Ушли, чтобы остаться - стр. 27
И потянулись для Ванятки однообразные, поэтому скучные дни. Вечерами Молчун уходил в море ставить сети, по утрам выбирал их, нагружал дно бударки уловом – когда богатым, когда не ахти каким. Рыбу увозил в ближайший город и продавал на рынке. Ванятка тем временем следил, чтобы ветер ненароком не свалил шесты с сетями, мальчишки не растаскивали поплавки, не набивали карманы кусками остывшего вара, который жевали до боли в деснах, чистил песком кастрюли с чайником, нанизывал на шнур и вывешивал сушить рыбу.
С рынка Молчун привозил пряники, сдобные булки, кружок колбасы, сосиски, кулек конфет.

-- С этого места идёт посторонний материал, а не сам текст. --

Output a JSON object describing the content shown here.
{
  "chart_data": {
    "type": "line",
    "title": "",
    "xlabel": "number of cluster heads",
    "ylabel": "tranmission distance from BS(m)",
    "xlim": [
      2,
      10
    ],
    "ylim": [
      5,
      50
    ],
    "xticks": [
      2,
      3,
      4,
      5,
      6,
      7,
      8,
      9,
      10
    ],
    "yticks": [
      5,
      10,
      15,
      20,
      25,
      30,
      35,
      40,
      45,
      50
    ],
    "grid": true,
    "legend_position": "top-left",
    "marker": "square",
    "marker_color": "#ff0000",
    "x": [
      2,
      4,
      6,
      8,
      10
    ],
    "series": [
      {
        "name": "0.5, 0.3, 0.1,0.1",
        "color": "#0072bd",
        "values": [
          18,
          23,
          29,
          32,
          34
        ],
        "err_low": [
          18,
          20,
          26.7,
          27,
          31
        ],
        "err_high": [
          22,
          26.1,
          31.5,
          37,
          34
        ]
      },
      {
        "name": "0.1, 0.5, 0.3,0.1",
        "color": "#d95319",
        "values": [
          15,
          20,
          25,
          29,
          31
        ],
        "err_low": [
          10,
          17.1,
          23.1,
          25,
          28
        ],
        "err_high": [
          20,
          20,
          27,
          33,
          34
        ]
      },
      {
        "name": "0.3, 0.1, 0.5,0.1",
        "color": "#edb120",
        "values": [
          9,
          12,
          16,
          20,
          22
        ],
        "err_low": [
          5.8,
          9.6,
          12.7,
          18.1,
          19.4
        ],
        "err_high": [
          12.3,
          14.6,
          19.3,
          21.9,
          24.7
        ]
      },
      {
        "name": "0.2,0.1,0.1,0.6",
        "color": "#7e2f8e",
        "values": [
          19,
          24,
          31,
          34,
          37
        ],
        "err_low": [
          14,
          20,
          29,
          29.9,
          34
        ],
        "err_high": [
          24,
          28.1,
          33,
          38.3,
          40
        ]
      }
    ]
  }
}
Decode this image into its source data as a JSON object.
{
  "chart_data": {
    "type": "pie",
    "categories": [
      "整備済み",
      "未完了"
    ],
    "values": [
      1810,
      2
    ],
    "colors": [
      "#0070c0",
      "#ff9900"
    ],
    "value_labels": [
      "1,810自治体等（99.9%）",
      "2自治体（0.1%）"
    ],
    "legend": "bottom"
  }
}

Увидев сияющие кастрюли и чайник, хмыкал и принимался чинить сети.
Старый и малый жили мирно, но, как оказалось, до поры до времени. Первое столкновение произошло однажды в полдень, когда старик впервые допустил мальчишку до серьезной работы – поручил привязать к сетям грузила. Обрадованный взрослому делу, Ванятка заторопился завершить работу и заслужить одобрение, но вместо похвалы Молчун больно надрал помощнику уши.
– За что? – в глазах Ванятки застыли слезы.

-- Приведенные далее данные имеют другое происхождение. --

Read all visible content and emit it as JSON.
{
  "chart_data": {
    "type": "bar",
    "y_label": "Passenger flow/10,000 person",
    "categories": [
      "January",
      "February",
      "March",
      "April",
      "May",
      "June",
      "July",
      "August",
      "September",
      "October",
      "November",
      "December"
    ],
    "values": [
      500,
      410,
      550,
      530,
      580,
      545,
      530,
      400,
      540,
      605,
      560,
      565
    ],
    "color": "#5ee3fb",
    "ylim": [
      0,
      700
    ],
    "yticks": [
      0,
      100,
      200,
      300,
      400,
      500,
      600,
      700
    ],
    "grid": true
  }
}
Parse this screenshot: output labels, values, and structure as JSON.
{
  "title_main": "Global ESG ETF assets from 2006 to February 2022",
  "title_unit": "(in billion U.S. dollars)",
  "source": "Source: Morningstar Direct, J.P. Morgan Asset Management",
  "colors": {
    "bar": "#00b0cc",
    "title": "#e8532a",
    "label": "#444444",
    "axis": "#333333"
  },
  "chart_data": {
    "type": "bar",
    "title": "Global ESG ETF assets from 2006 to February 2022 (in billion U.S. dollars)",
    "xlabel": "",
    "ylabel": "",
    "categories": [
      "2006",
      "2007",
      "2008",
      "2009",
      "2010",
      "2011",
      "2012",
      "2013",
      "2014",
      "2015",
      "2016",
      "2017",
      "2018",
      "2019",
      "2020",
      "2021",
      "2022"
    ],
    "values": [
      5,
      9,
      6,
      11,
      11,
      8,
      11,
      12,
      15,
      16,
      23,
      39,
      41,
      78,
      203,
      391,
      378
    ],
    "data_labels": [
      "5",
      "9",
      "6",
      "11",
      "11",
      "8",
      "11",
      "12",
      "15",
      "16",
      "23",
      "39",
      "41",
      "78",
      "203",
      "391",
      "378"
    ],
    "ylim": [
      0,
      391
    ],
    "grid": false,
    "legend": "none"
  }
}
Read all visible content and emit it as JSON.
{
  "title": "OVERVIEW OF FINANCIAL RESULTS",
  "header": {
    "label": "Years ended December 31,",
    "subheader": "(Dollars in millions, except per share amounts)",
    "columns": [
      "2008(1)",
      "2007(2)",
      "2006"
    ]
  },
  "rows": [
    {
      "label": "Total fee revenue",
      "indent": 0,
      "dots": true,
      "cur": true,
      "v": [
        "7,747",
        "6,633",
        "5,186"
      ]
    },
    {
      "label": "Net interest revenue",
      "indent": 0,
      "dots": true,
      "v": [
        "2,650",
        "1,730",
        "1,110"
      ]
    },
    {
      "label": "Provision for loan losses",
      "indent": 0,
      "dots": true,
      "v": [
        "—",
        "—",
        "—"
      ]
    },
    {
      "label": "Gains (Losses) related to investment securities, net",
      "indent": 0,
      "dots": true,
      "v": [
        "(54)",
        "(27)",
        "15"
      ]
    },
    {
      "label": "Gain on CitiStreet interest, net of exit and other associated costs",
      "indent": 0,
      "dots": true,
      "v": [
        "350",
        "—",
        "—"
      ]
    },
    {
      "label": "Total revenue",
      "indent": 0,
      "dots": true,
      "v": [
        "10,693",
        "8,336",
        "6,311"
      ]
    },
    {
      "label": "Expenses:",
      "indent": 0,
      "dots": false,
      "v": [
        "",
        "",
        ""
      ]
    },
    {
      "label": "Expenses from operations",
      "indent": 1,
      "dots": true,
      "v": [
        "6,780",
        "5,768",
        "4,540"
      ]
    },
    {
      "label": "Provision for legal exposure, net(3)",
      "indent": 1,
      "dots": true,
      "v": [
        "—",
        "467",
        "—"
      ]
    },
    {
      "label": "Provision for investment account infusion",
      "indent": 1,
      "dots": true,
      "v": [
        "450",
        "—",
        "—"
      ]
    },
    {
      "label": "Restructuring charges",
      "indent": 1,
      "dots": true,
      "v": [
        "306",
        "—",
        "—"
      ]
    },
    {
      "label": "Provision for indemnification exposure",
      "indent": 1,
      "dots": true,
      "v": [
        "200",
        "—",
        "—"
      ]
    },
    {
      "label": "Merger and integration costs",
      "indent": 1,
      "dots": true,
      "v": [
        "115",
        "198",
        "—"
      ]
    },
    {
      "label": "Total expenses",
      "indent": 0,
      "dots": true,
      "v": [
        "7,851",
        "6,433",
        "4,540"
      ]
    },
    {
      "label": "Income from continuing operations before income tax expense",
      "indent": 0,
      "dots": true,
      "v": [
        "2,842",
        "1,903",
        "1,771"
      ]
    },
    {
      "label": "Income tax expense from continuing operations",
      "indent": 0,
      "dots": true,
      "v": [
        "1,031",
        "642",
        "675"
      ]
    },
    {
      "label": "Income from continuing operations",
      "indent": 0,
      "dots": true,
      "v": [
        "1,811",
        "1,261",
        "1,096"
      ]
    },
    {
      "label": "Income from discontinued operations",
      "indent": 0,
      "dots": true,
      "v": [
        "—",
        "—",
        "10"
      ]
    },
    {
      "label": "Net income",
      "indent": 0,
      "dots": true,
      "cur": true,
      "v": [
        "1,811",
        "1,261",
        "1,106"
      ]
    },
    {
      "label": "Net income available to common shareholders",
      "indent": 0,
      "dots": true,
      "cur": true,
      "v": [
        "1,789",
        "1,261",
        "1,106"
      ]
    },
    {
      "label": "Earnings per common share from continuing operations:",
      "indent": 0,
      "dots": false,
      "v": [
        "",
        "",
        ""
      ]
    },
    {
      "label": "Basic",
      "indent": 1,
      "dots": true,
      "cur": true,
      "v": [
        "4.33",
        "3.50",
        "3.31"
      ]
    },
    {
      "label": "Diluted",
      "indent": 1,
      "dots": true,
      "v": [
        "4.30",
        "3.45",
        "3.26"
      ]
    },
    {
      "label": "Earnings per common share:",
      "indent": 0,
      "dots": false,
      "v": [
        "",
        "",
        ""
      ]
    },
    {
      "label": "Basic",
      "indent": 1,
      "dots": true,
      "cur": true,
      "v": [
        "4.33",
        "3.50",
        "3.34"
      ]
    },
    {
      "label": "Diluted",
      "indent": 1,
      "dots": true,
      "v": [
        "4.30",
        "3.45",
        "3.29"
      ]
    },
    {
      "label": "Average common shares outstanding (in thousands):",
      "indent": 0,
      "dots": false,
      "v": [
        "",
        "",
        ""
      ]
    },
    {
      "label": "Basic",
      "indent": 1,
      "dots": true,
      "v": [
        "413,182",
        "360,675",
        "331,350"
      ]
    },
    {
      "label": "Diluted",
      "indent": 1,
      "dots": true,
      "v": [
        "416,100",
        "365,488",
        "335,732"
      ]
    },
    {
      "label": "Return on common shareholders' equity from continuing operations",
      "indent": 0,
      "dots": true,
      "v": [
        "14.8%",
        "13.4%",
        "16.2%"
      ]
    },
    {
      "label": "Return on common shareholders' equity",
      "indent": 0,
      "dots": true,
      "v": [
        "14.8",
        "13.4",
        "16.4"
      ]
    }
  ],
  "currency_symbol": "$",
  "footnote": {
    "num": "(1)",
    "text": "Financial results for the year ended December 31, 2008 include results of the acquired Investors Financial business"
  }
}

Старик тряхнул сети, и пара грузил оторвалась, другие еле держались и при забросе в море ушли бы на дно.
«В долгу не останусь! Припомню все-все!» – решил Ванятка и, когда получил приказ набрать в жбан колодезной воды, чтоб взять в море, налил морскую. Каверзу Молчун узнал в море, вдали от берега, долго отплевывался и, вернувшись, так покрутил мальчишке ухо, что оно стало краснее вареной свеклы.
С того дня между двумя жителями сарая пошла молчаливая война, конца-края ей было не видно. Ванятка стойко переносил все наказания, зная, что жаловаться не стоит, иначе отвезут в детский дом, лучше терпеть, прятать обиду в себе: «Вырасту, стану бригадиром или начальником и выгоню Молчуна из сторожей, а сарай спалю».

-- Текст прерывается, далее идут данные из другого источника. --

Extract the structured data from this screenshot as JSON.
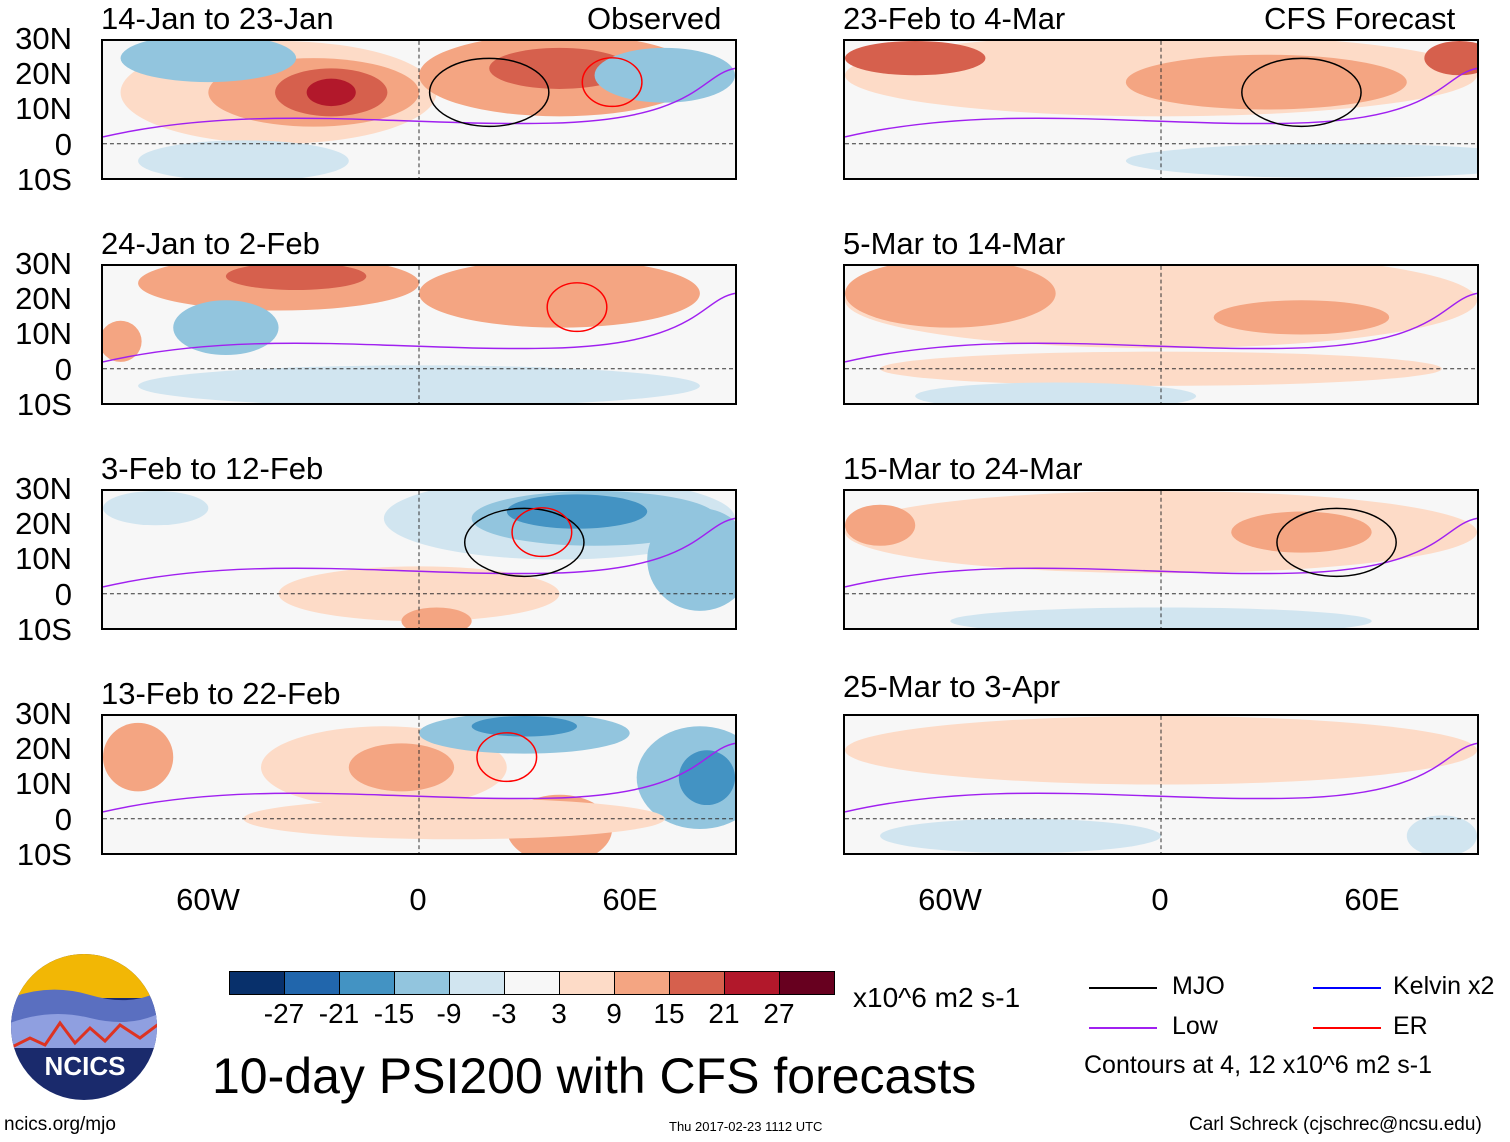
{
  "title": "10-day PSI200 with CFS forecasts",
  "observed_label": "Observed",
  "forecast_label": "CFS Forecast",
  "panels": [
    {
      "label": "14-Jan to 23-Jan",
      "column": "observed"
    },
    {
      "label": "24-Jan to 2-Feb",
      "column": "observed"
    },
    {
      "label": "3-Feb to 12-Feb",
      "column": "observed"
    },
    {
      "label": "13-Feb to 22-Feb",
      "column": "observed"
    },
    {
      "label": "23-Feb to 4-Mar",
      "column": "forecast"
    },
    {
      "label": "5-Mar to 14-Mar",
      "column": "forecast"
    },
    {
      "label": "15-Mar to 24-Mar",
      "column": "forecast"
    },
    {
      "label": "25-Mar to 3-Apr",
      "column": "forecast"
    }
  ],
  "lat_labels": [
    "30N",
    "20N",
    "10N",
    "0",
    "10S"
  ],
  "lon_labels": [
    "60W",
    "0",
    "60E"
  ],
  "colorbar": {
    "colors": [
      "#08306b",
      "#2166ac",
      "#4393c3",
      "#92c5de",
      "#d1e5f0",
      "#f7f7f7",
      "#fddbc7",
      "#f4a582",
      "#d6604d",
      "#b2182b",
      "#67001f"
    ],
    "levels": [
      "-27",
      "-21",
      "-15",
      "-9",
      "-3",
      "3",
      "9",
      "15",
      "21",
      "27"
    ],
    "units": "x10^6 m2 s-1"
  },
  "legend": [
    {
      "label": "MJO",
      "color": "#000000"
    },
    {
      "label": "Kelvin x2",
      "color": "#0000ff"
    },
    {
      "label": "Low",
      "color": "#a020f0"
    },
    {
      "label": "ER",
      "color": "#ff0000"
    }
  ],
  "contours_note": "Contours at 4, 12 x10^6 m2 s-1",
  "logo_text": "NCICS",
  "footer": {
    "url": "ncics.org/mjo",
    "timestamp": "Thu 2017-02-23 1112 UTC",
    "author": "Carl Schreck (cjschrec@ncsu.edu)"
  }
}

– Завтра первое сентября, – как-то уплетая уху, напомнил мальчишка.
Молчун работал ложкой, не поднимал от миски глаз.
– В школу, говорю, снова идти, – добавил Ванятка.
Старик облизнул ложку, полез в карман, достал перетянутый резинкой бумажник. Отсчитал три тысячи, положил рядом с мальчишкой.
– Купишь учебники и тетради. Еще портфель аль ранец присмотри, и все, что потребуется. Обувку и куртку в городе присмотрю, надо лишь размер с тебя снять…
Говорил Молчун, растягивая слова, точно совершал непосильную работу, последние произнес отрывисто.
В школу Ванятка ушел без провожатого и, когда вернулся, увидел на столе коробку цветных карандашей, краски с кисточками, пару ручек, ластик. Не поблагодарил и хмыкнул, совсем как делал старик.
В тот же вечер Молчун впервые взял Ванятку с собой в море. Уперся впалой грудью в борт, столкнул лодку в воду, и когда на бударку набежала первая волна, поднял Ванятку, усадил к веслам.
– Коль в Чардыме на свет народился, знать, умеешь грести, в воду глубоко не зарывайся.
Мальчишка собрался напомнить о задувшем недобром ветре-выгоне, спросить: отчего рыбаки остаются на берегу, а они идут ставить сети? Промолчал и остервенело – назло старику, всадил весла в воду, погреб к мутному горизонту, где море и небо сходились в дождевой пелене и глухой мгле.
Пока мальчишка греб, Молчун перебирал сети, изредка поглядывал на море, наконец приказал сушить весла.
Первая завязь сетей ушла в глубину, вторую из рук чуть не вырвал и не запутал порыв ветра, следующие завязи ветер швырнул обратно в бударку – казалось, вспучившееся море не желало ничего принимать.